Ce régime, responsable de la mort de centaines de milliers de Syriens et du déplacement de millions d’autres, incarne l’oppression et la terreur. Sa chute est perçue par beaucoup comme une opportunité de changement, une lueur d’espoir pour un avenir où le peuple syrien pourrait enfin retrouver sa dignité et ses libertés fondamentales. Pour de nombreux Syriens, la fin du régime Assad ouvre la voie à la possibilité d’une transition vers un futur où la Syrie pourrait se reconstruire, loin des abus qui ont marqué des décennies de répression et de souffrances.

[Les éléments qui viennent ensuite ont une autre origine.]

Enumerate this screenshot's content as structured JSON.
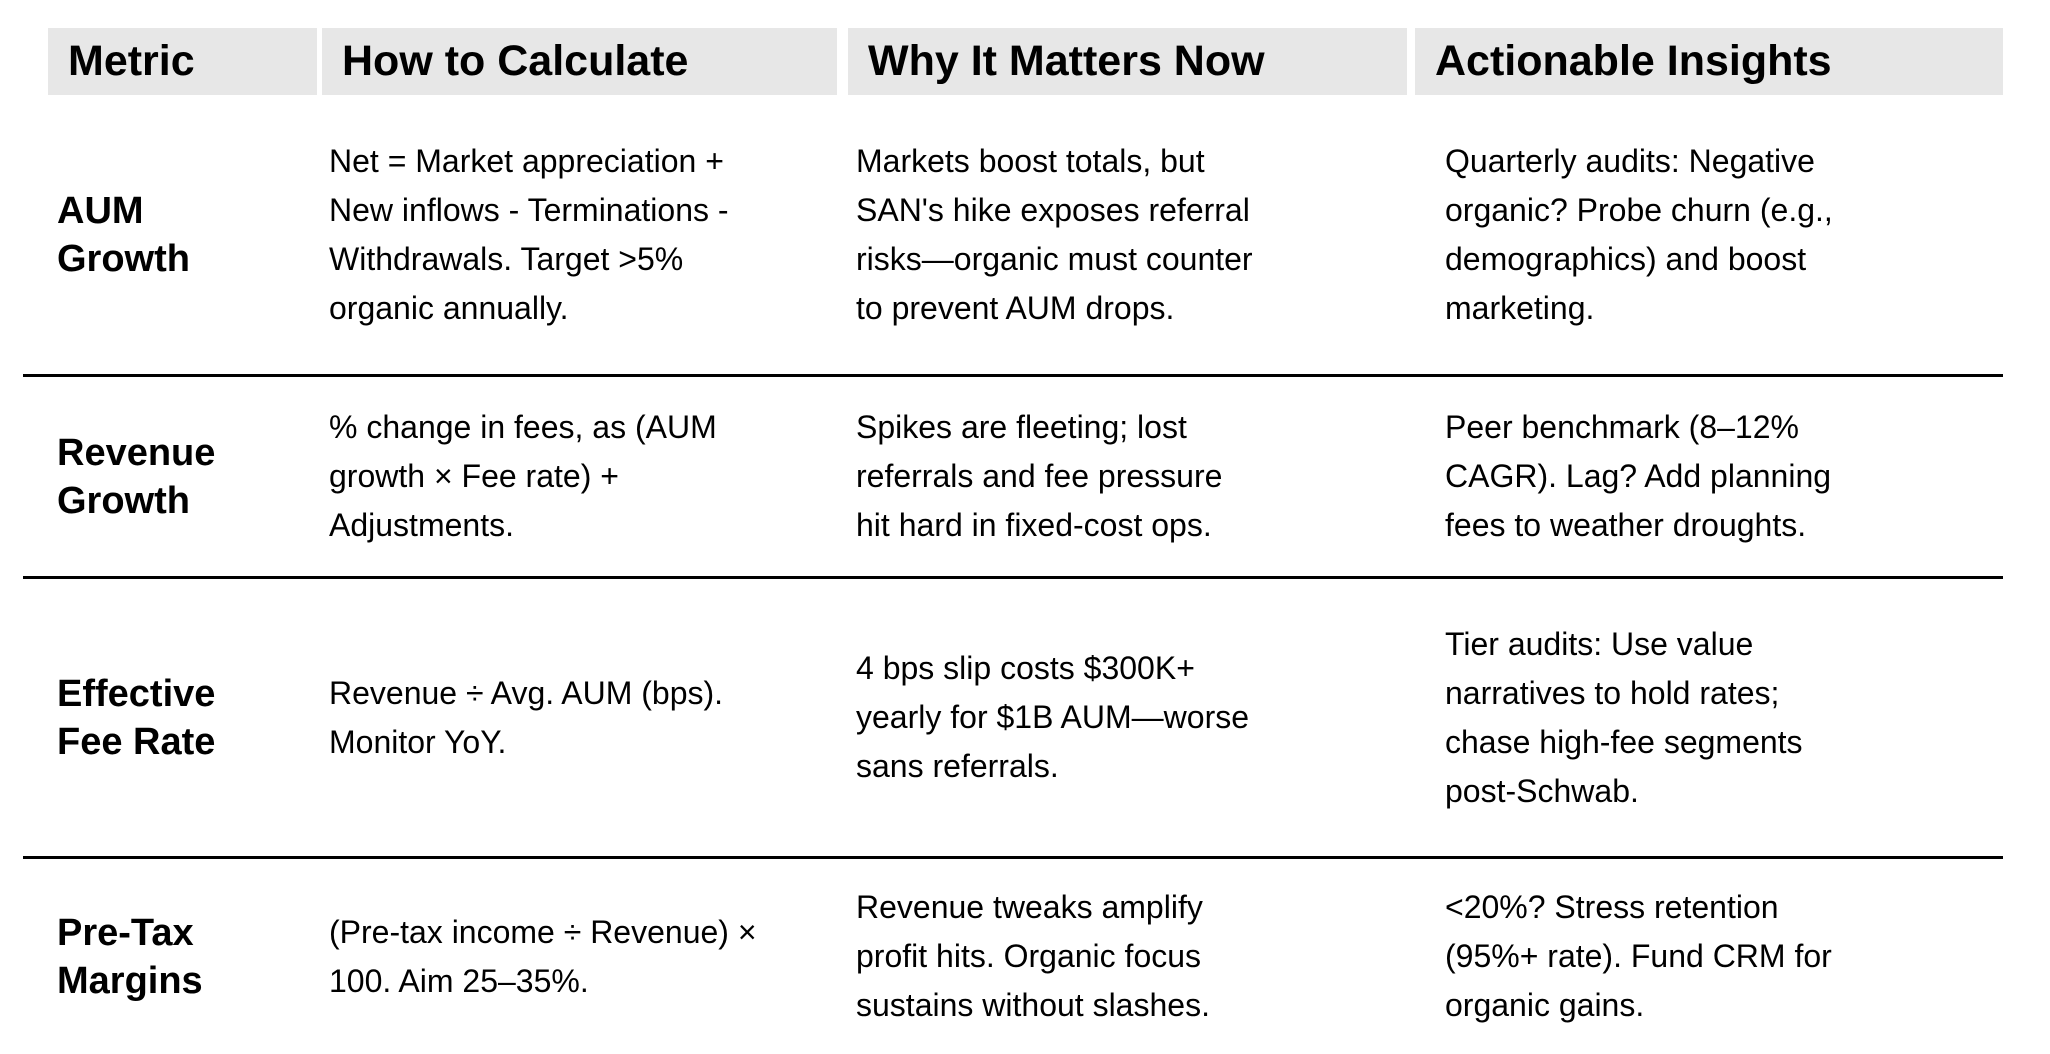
{
  "table": {
    "columns": [
      {
        "key": "metric",
        "label": "Metric"
      },
      {
        "key": "how",
        "label": "How to Calculate"
      },
      {
        "key": "why",
        "label": "Why It Matters Now"
      },
      {
        "key": "insights",
        "label": "Actionable Insights"
      }
    ],
    "rows": [
      {
        "metric": "AUM\nGrowth",
        "how": "Net = Market appreciation +\nNew inflows - Terminations -\nWithdrawals. Target >5%\norganic annually.",
        "why": "Markets boost totals, but\nSAN's hike exposes referral\nrisks—organic must counter\nto prevent AUM drops.",
        "insights": "Quarterly audits: Negative\norganic? Probe churn (e.g.,\ndemographics) and boost\nmarketing."
      },
      {
        "metric": "Revenue\nGrowth",
        "how": "% change in fees, as (AUM\ngrowth × Fee rate) +\nAdjustments.",
        "why": "Spikes are fleeting; lost\nreferrals and fee pressure\nhit hard in fixed-cost ops.",
        "insights": "Peer benchmark (8–12%\nCAGR). Lag? Add planning\nfees to weather droughts."
      },
      {
        "metric": "Effective\nFee Rate",
        "how": "Revenue ÷ Avg. AUM (bps).\nMonitor YoY.",
        "why": "4 bps slip costs $300K+\nyearly for $1B AUM—worse\nsans referrals.",
        "insights": "Tier audits: Use value\nnarratives to hold rates;\nchase high-fee segments\npost-Schwab."
      },
      {
        "metric": "Pre-Tax\nMargins",
        "how": "(Pre-tax income ÷ Revenue) ×\n100. Aim 25–35%.",
        "why": "Revenue tweaks amplify\nprofit hits. Organic focus\nsustains without slashes.",
        "insights": "<20%? Stress retention\n(95%+ rate). Fund CRM for\norganic gains."
      }
    ],
    "colors": {
      "header_bg": "#e7e7e7",
      "text": "#000000",
      "divider": "#000000",
      "page_bg": "#ffffff"
    }
  }
}
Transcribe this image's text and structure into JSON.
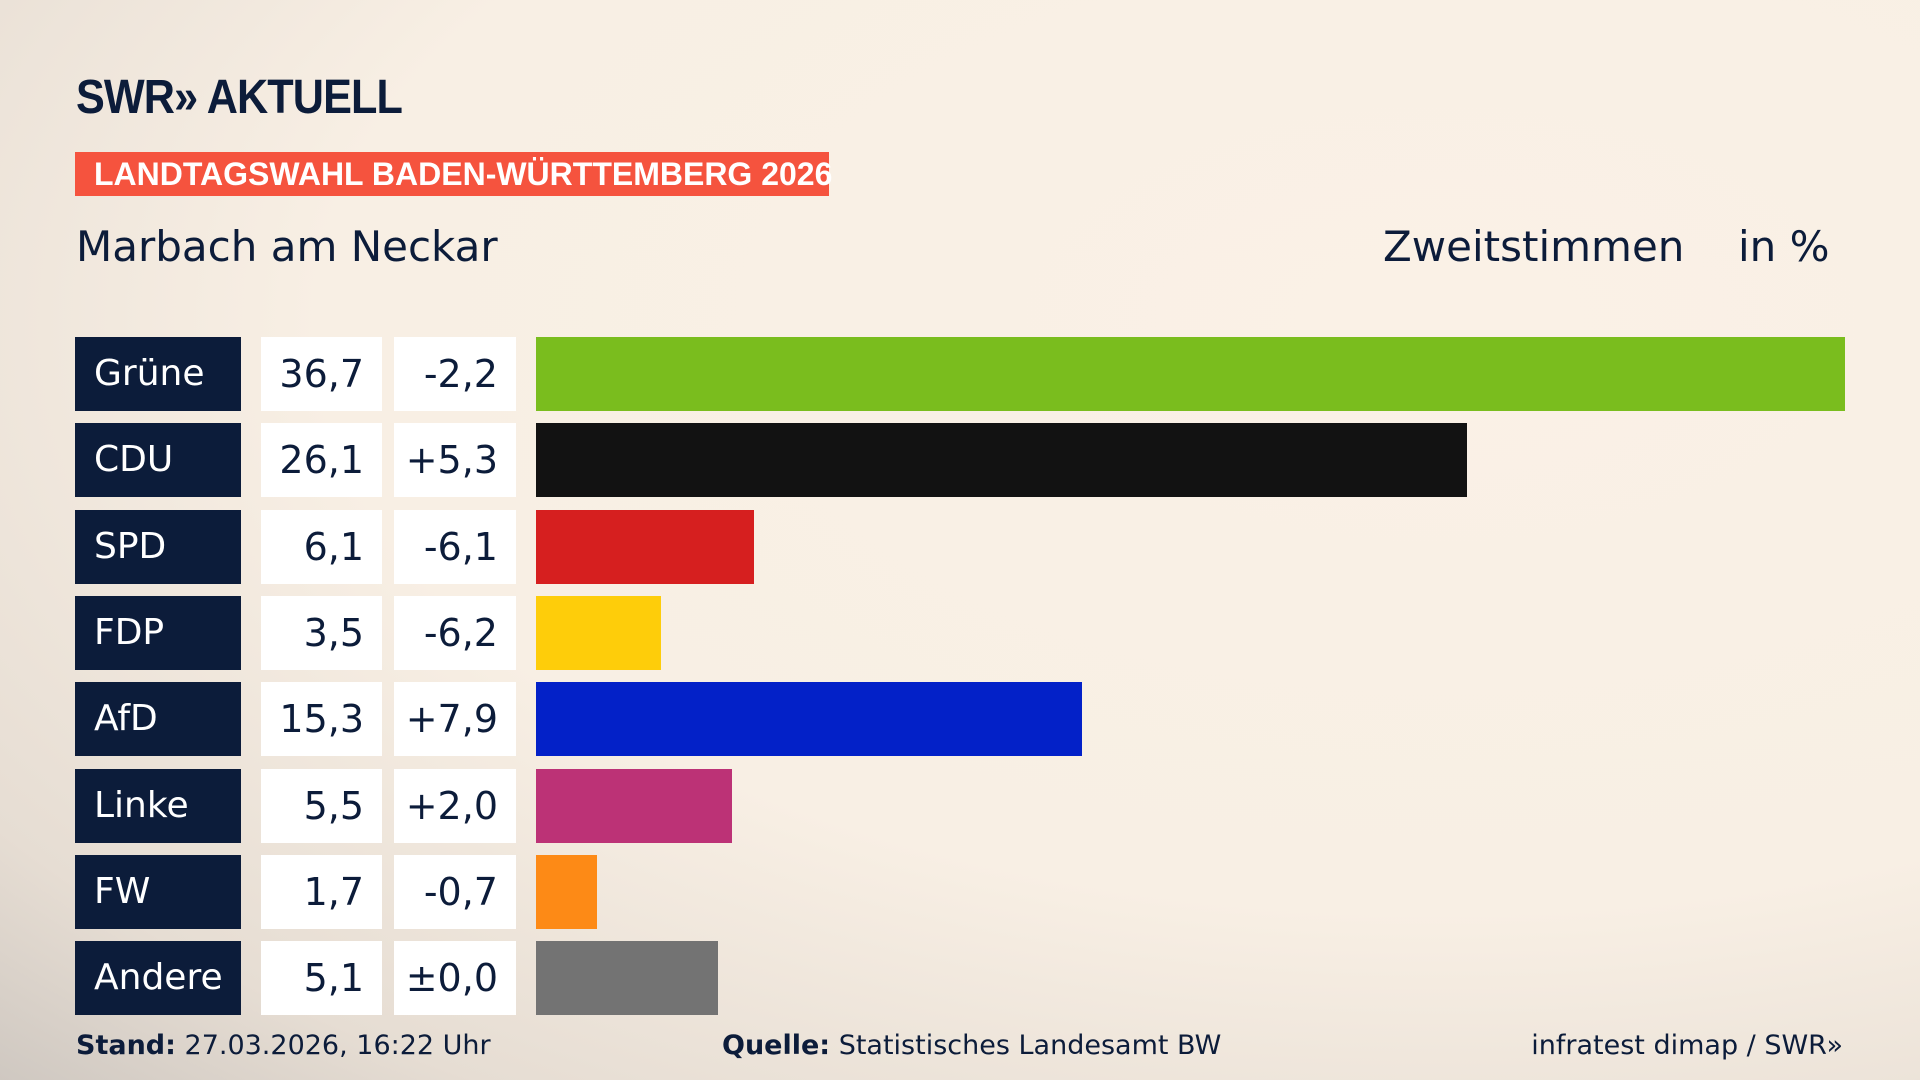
{
  "header": {
    "logo": "SWR» AKTUELL",
    "banner": "LANDTAGSWAHL BADEN-WÜRTTEMBERG 2026",
    "constituency": "Marbach am Neckar",
    "vote_type": "Zweitstimmen",
    "unit": "in %"
  },
  "chart_data": {
    "type": "bar",
    "orientation": "horizontal",
    "title": "Marbach am Neckar",
    "subtitle": "Zweitstimmen in %",
    "xlim": [
      0,
      36.7
    ],
    "categories": [
      "Grüne",
      "CDU",
      "SPD",
      "FDP",
      "AfD",
      "Linke",
      "FW",
      "Andere"
    ],
    "values": [
      36.7,
      26.1,
      6.1,
      3.5,
      15.3,
      5.5,
      1.7,
      5.1
    ],
    "value_labels": [
      "36,7",
      "26,1",
      "6,1",
      "3,5",
      "15,3",
      "5,5",
      "1,7",
      "5,1"
    ],
    "change_labels": [
      "-2,2",
      "+5,3",
      "-6,1",
      "-6,2",
      "+7,9",
      "+2,0",
      "-0,7",
      "±0,0"
    ],
    "colors": [
      "#7abd1e",
      "#121212",
      "#d61f1f",
      "#fecd0a",
      "#0321c8",
      "#bc3276",
      "#fd8a16",
      "#737373"
    ]
  },
  "footer": {
    "stand_label": "Stand:",
    "stand_value": "27.03.2026, 16:22 Uhr",
    "source_label": "Quelle:",
    "source_value": "Statistisches Landesamt BW",
    "credit": "infratest dimap / SWR»"
  }
}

Cependant, cet espoir demeure fragile, car le pays reste divisé et en proie à l’ingérence de puissances étrangères et à la montée de groupes extrémistes. La question demeure donc ouverte : le départ d’Assad ouvrira-t-il la voie à la réconciliation et à la paix, ou l’instabilité et la violence persistera-t-elle sous d’autres formes de pouvoir ?

Quels sont les risques d’un régime dirigé par al-Joulani ?

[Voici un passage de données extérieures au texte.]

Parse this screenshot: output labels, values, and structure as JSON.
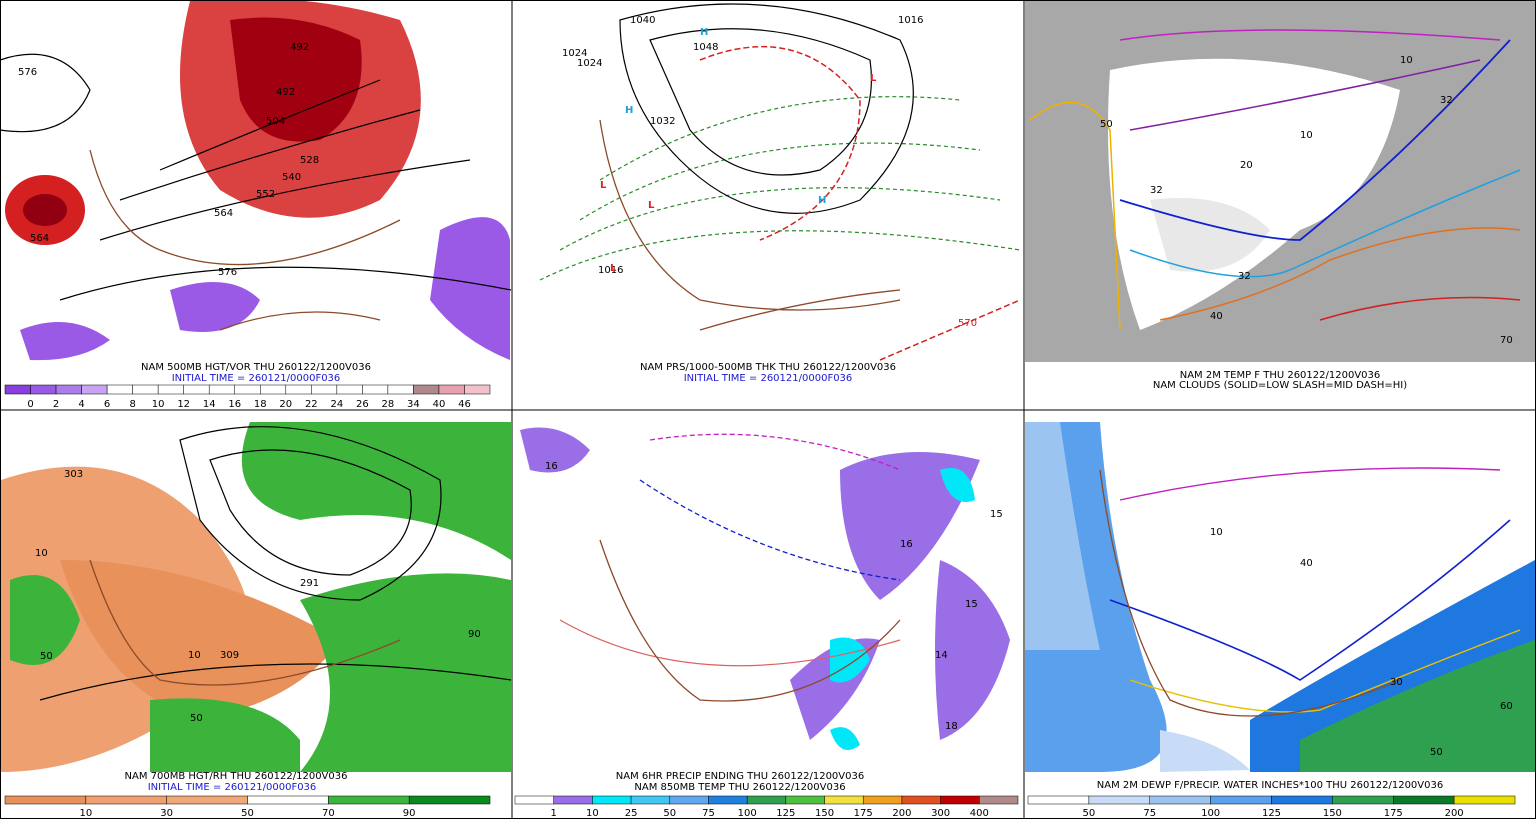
{
  "panels": [
    {
      "caption": [
        "NAM 500MB HGT/VOR THU 260122/1200V036",
        "INITIAL TIME = 260121/0000F036"
      ],
      "colorbar": {
        "labels": [
          "0",
          "2",
          "4",
          "6",
          "8",
          "10",
          "12",
          "14",
          "16",
          "18",
          "20",
          "22",
          "24",
          "26",
          "28",
          "34",
          "40",
          "46"
        ],
        "colors": [
          "#8a3ee0",
          "#9a5ae6",
          "#ad7cec",
          "#c8a4f2",
          "#ffffff",
          "#ffffff",
          "#ffffff",
          "#ffffff",
          "#ffffff",
          "#ffffff",
          "#ffffff",
          "#ffffff",
          "#ffffff",
          "#ffffff",
          "#ffffff",
          "#ffffff",
          "#b08a8a",
          "#e8a0b0",
          "#f4c0cc"
        ]
      },
      "map_labels": [
        "492",
        "492",
        "504",
        "528",
        "540",
        "552",
        "564",
        "564",
        "576",
        "576"
      ]
    },
    {
      "caption": [
        "NAM PRS/1000-500MB THK THU 260122/1200V036",
        "INITIAL TIME = 260121/0000F036"
      ],
      "map_labels": [
        "1024",
        "1024",
        "1040",
        "1048",
        "1032",
        "1016",
        "1016",
        "H",
        "H",
        "H",
        "L",
        "L",
        "L",
        "L",
        "570"
      ]
    },
    {
      "caption": [
        "NAM 2M TEMP F THU 260122/1200V036",
        "NAM CLOUDS (SOLID=LOW SLASH=MID DASH=HI)"
      ],
      "map_labels": [
        "32",
        "32",
        "20",
        "10",
        "10",
        "40",
        "50",
        "70",
        "32"
      ]
    },
    {
      "caption": [
        "NAM 700MB HGT/RH THU 260122/1200V036",
        "INITIAL TIME = 260121/0000F036"
      ],
      "colorbar": {
        "labels": [
          "10",
          "30",
          "50",
          "70",
          "90"
        ],
        "colors": [
          "#e8915a",
          "#eea070",
          "#f0a878",
          "#ffffff",
          "#3cb43c",
          "#0a8a1e"
        ]
      },
      "map_labels": [
        "303",
        "10",
        "50",
        "90",
        "10",
        "50",
        "291",
        "309"
      ]
    },
    {
      "caption": [
        "NAM 6HR PRECIP ENDING THU 260122/1200V036",
        "NAM 850MB TEMP THU 260122/1200V036"
      ],
      "colorbar": {
        "labels": [
          "1",
          "10",
          "25",
          "50",
          "75",
          "100",
          "125",
          "150",
          "175",
          "200",
          "300",
          "400"
        ],
        "colors": [
          "#ffffff",
          "#9a6ee6",
          "#00e8f8",
          "#40c8f0",
          "#60a8f0",
          "#2080e0",
          "#30a050",
          "#50c040",
          "#f0e040",
          "#f0a020",
          "#e05020",
          "#c00000",
          "#b08a8a"
        ]
      },
      "map_labels": [
        "16",
        "15",
        "14",
        "18",
        "16",
        "15"
      ]
    },
    {
      "caption": [
        "NAM 2M DEWP F/PRECIP. WATER INCHES*100 THU 260122/1200V036"
      ],
      "colorbar": {
        "labels": [
          "50",
          "75",
          "100",
          "125",
          "150",
          "175",
          "200"
        ],
        "colors": [
          "#ffffff",
          "#c8dcf8",
          "#9cc4f0",
          "#5aa0ec",
          "#1e78e0",
          "#2ea050",
          "#0a7a2a",
          "#e8e000"
        ]
      },
      "map_labels": [
        "40",
        "50",
        "30",
        "10",
        "60"
      ]
    }
  ]
}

Un régime dirigé par al-Joulani comporterait plusieurs risques pour la Syrie, tant sur le plan politique que social.

Bien qu’il cherche à se présenter comme une alternative au régime de Bachar al-Assad, le groupe reste profondément ancré dans des idéaux islamistes radicaux. Contrairement à Assad, qui, bien qu’autoritaire, a maintenu une structure laïque, HTS vise à établir un gouvernement basé sur une interprétation stricte de la charia. Cette orientation pourrait entraîner la mise en place d’un régime autoritaire similaire avec des restrictions sévères sur les libertés individuelles.

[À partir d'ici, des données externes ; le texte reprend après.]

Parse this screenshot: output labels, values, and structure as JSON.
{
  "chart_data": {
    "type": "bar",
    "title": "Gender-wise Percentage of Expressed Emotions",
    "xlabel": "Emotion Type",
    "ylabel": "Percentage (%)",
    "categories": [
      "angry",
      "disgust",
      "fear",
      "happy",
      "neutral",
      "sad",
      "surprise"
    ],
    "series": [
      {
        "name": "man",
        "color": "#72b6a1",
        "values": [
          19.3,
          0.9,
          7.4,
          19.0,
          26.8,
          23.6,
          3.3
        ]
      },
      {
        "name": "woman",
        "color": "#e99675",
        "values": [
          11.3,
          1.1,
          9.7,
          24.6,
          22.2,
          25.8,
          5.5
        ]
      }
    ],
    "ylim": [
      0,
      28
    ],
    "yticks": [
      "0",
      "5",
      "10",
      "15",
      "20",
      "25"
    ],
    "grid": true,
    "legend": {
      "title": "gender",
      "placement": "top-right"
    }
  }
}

Des rapports sur la situation dans les zones contrôlées par HTS font état de violations graves des droits de l’homme, telles que la répression de la dissidence et la persécution de groupes rivaux. La pression exercée sur ceux qui s’opposent au groupe ainsi que la limitation des libertés civiles rappellent les méthodes de gouvernance oppressives qui ont marqué la guerre civile syrienne sous d’autres régimes autoritaires

Ensuite, al-Joulani et son groupe sont profondément liés à un islamisme radical, ce qui pourrait entraîner une polarisation accrue en Syrie. La situation des régions sous contrôle d’HTS a montré que, bien qu’ils prétendent viser une « stabilité islamique », la répression et la censure sont omniprésentes. De plus, la gestion économique et sociale dans ces zones reste fragile, avec peu d’infrastructures fonctionnelles et des conditions de vie précaires pour la population locale​.

L’inconnu après la fin

Le rôle de la communauté internationale dans la transition syrienne demeure incertain. Des pays comme les États-Unis et la Turquie plaident pour un dialogue avec l’opposition et une transition pacifique. Cependant, la Russie et l’Iran, principaux alliés de Bachar al-Assad, continuent de le soutenir, ce qui rend toute réconciliation complexe.

Si le départ de Bashar al-Assad marque la fin d’une ère, il soulève la question de ce qui viendra ensuite. La chute d’une dictature peut-elle véritablement annoncer l’avènement d’une période de paix et de renouveau, ou sommes-nous à l’aube d’un autre conflit politique majeur, où les incertitudes viendront alourdir la souffrance d’un peuple déjà épuisé par plus d’une décennie de guerre ? L’avenir de la Syrie, malgré la disparition d’Assad, demeure une énigme, sans certitude tangible.